Breaking news: we have a new therapeutic target in MS
The phase 2 results of the Frexalimab (anti-CD40L) study are strikingly positive. What does this mean for MS?
Did you read MS-Selfie Research Newsletter on ‘Closing in on the Cause of MS by Dissecting the Immunology of MS Disease-Modifying Therapies’ (25-May-2023)? If not, I would urge you to do so, as it gives the backstory to this newsletter.
I conclude the newsletter by discussing an immune pathway highlighted by our group and others involving CD40 and its binding partnering, the CD40 ligand (CD40L).
CD40 is a critical costimulatory signal that drives T-cell activation and is involved in B-cell and innate immune activation. As the CMSC has started and the embargo lifted, I can now tell you the phase 2 Frexalimab study results are strikingly positive. These results are the most exciting to emerge in MS in the last 12-24 months. It is also hard to believe that the AAN turned down our abstract as a late-breaker (what is happening to the AAN?).
These results say a lot about the pathogenesis of MS? Do these results confirm a critical role for T-cells in the pathogenesis of MS and prove MS is an autoimmune disease unrelated to ongoing EBV infection? Because I am convinced that EBV causes MS and that continued EBV latent-lytic cycling drives MS disease activity, these results need to be interpreted in the context of EBV.
It is no surprise to evolutionary virologists that EBV has hijacked CD40 and the CD40-ligand signalling pathways. Latent membrane protein 1 (LMP1) mimics CD40 to augment the normal CD40 signalling pathway. This gives EBV-infected cells a survival advantage. Blocking the normal CD40 pathway with Frexalimab may be enough to kill EBV-infected B-cells or at least inhibit their functioning.
It has also been noted that EBV-infected B-cells express CD40L (Imadome et al. Proc Natl Acad Sci U S A. 2003 Jun 24;100(13):7836-40). Non-infected B-cells don’t express CD40L. This aberrant CD40L expression may augment EBV-infected B-cell's ability to present antigens, even autoantigens. Blocking CD40L on EBV-infected B-cells will interfere with B-cell antigen presentation by these EBV-infected cells. So, anti-CD40L may be working in MS via mechanisms linked to EBV. We must explore EBV biology in phase 3 Frexalimab clinical trials.

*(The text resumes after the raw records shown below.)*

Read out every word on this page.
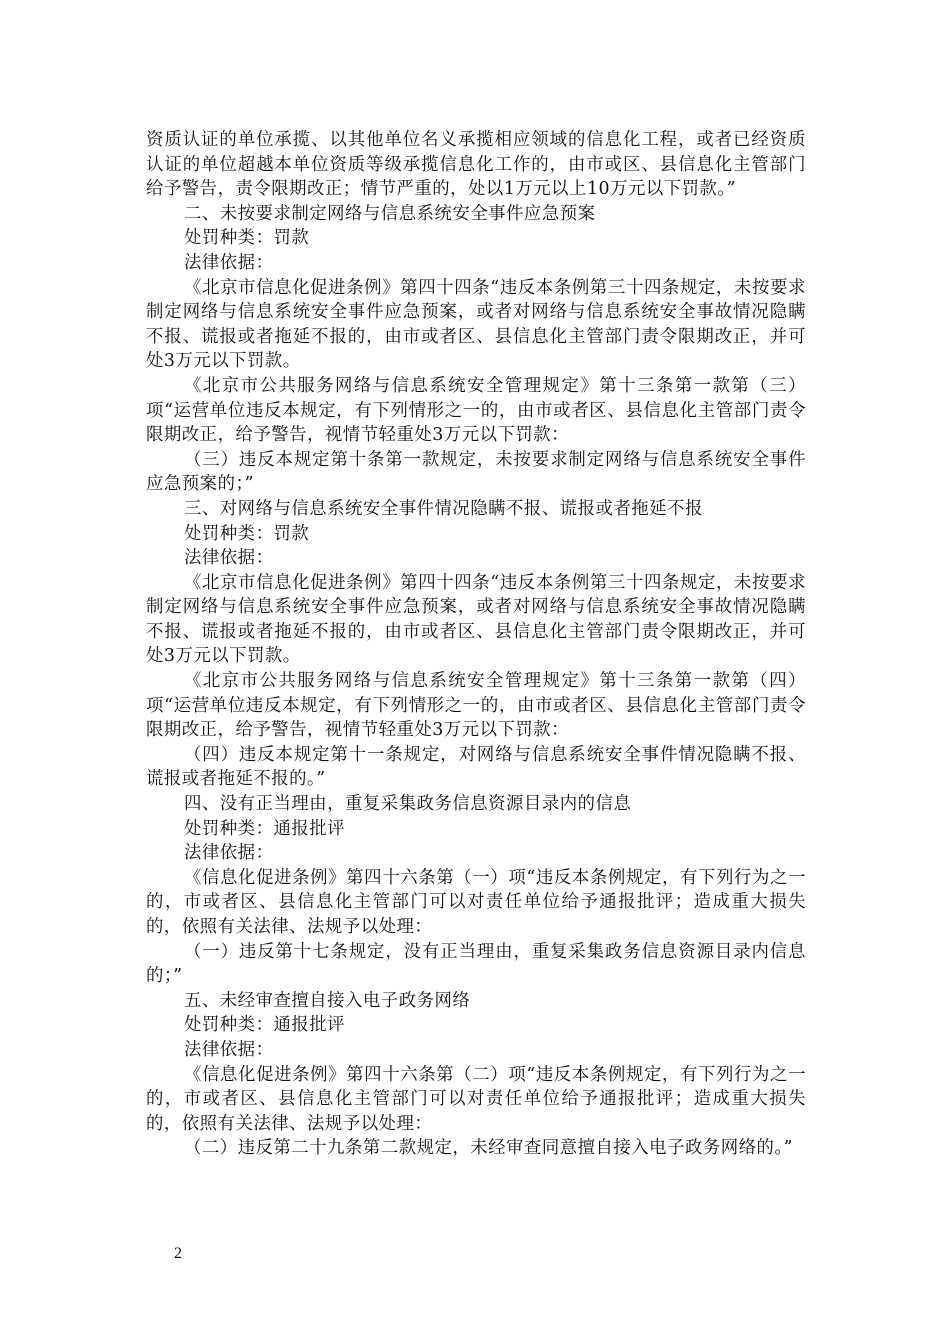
资质认证的单位承揽、以其他单位名义承揽相应领域的信息化工程，或者已经资质认证的单位超越本单位资质等级承揽信息化工作的，由市或区、县信息化主管部门给予警告，责令限期改正；情节严重的，处以1万元以上10万元以下罚款。”

二、未按要求制定网络与信息系统安全事件应急预案

处罚种类：罚款

法律依据：

《北京市信息化促进条例》第四十四条“违反本条例第三十四条规定，未按要求制定网络与信息系统安全事件应急预案，或者对网络与信息系统安全事故情况隐瞒不报、谎报或者拖延不报的，由市或者区、县信息化主管部门责令限期改正，并可处3万元以下罚款。

《北京市公共服务网络与信息系统安全管理规定》第十三条第一款第（三）项“运营单位违反本规定，有下列情形之一的，由市或者区、县信息化主管部门责令限期改正，给予警告，视情节轻重处3万元以下罚款：

（三）违反本规定第十条第一款规定，未按要求制定网络与信息系统安全事件应急预案的；”

三、对网络与信息系统安全事件情况隐瞒不报、谎报或者拖延不报

处罚种类：罚款

法律依据：

《北京市信息化促进条例》第四十四条“违反本条例第三十四条规定，未按要求制定网络与信息系统安全事件应急预案，或者对网络与信息系统安全事故情况隐瞒不报、谎报或者拖延不报的，由市或者区、县信息化主管部门责令限期改正，并可处3万元以下罚款。

《北京市公共服务网络与信息系统安全管理规定》第十三条第一款第（四）项“运营单位违反本规定，有下列情形之一的，由市或者区、县信息化主管部门责令限期改正，给予警告，视情节轻重处3万元以下罚款：

（四）违反本规定第十一条规定，对网络与信息系统安全事件情况隐瞒不报、谎报或者拖延不报的。”

四、没有正当理由，重复采集政务信息资源目录内的信息

处罚种类：通报批评

法律依据：

《信息化促进条例》第四十六条第（一）项“违反本条例规定，有下列行为之一的，市或者区、县信息化主管部门可以对责任单位给予通报批评；造成重大损失的，依照有关法律、法规予以处理：

（一）违反第十七条规定，没有正当理由，重复采集政务信息资源目录内信息的；”

五、未经审查擅自接入电子政务网络

处罚种类：通报批评

法律依据：

《信息化促进条例》第四十六条第（二）项“违反本条例规定，有下列行为之一的，市或者区、县信息化主管部门可以对责任单位给予通报批评；造成重大损失的，依照有关法律、法规予以处理：

（二）违反第二十九条第二款规定，未经审查同意擅自接入电子政务网络的。”

2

Even if I am wrong about EBV and Frexalimab, there is no doubt the results of this study will send a buzz through the MS community, particularly the immunologists and genomics experts who predicted these results decades ago.
Could Frexalimab be doing more? Will Frexalimab put pwMS into long-term remission and mimic the stunning results we see with alemtuzumab or AHSCT? Blocking CD40-CD40L interactions should convert a T-cell activating signal into a tolerogenic signal and stop autoimmunity. This is why I am so excited about Frexalimab as a potential treatment for MS.

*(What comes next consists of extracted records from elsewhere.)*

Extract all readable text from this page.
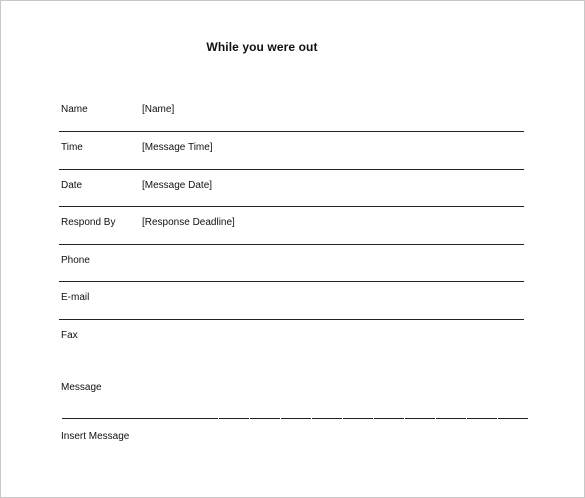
While you were out
Name	[Name]
Time	[Message Time]
Date	[Message Date]
Respond By	[Response Deadline]
Phone
E-mail
Fax
Message
Insert Message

I am aware that the information in this newsletter is hardcore immunology, but I think you need to be mindful of the basics so you can share my enthusiasm. Please ask questions if you don’t understand anything.
Epstein-Barr virus (EBV), implicated in numerous human diseases, including lymphoid malignancies, persistently infects peripheral B cells and transforms them into lymphoblastoid cell lines. Here we found that EBV equally infected B cells from patients with X-linked hyper IgM syndrome and those from healthy donors; however, it hardly transformed X-linked hyper IgM syndrome B cells, because of the dysfunctional gene of CD40 ligand (CD40L) of the patients. Unlike CD40, CD40L is not usually expressed on B cells. However, we found that EBV infection of normal B cells induced CD40L expression as a critical effector in host cell transformation and survival. Moreover, chronic active EBV infection of peripheral T cells, implicated in T cell malignancies, was associated with ectopic expression of CD40, and, in Jurkat T cells, EBV infection induced CD40 expression. These results suggest that EBV infection induces CD40L/CD40 signaling in host cells, which appears to play an essential role in its persistent infection and malignancies of lymphocytes.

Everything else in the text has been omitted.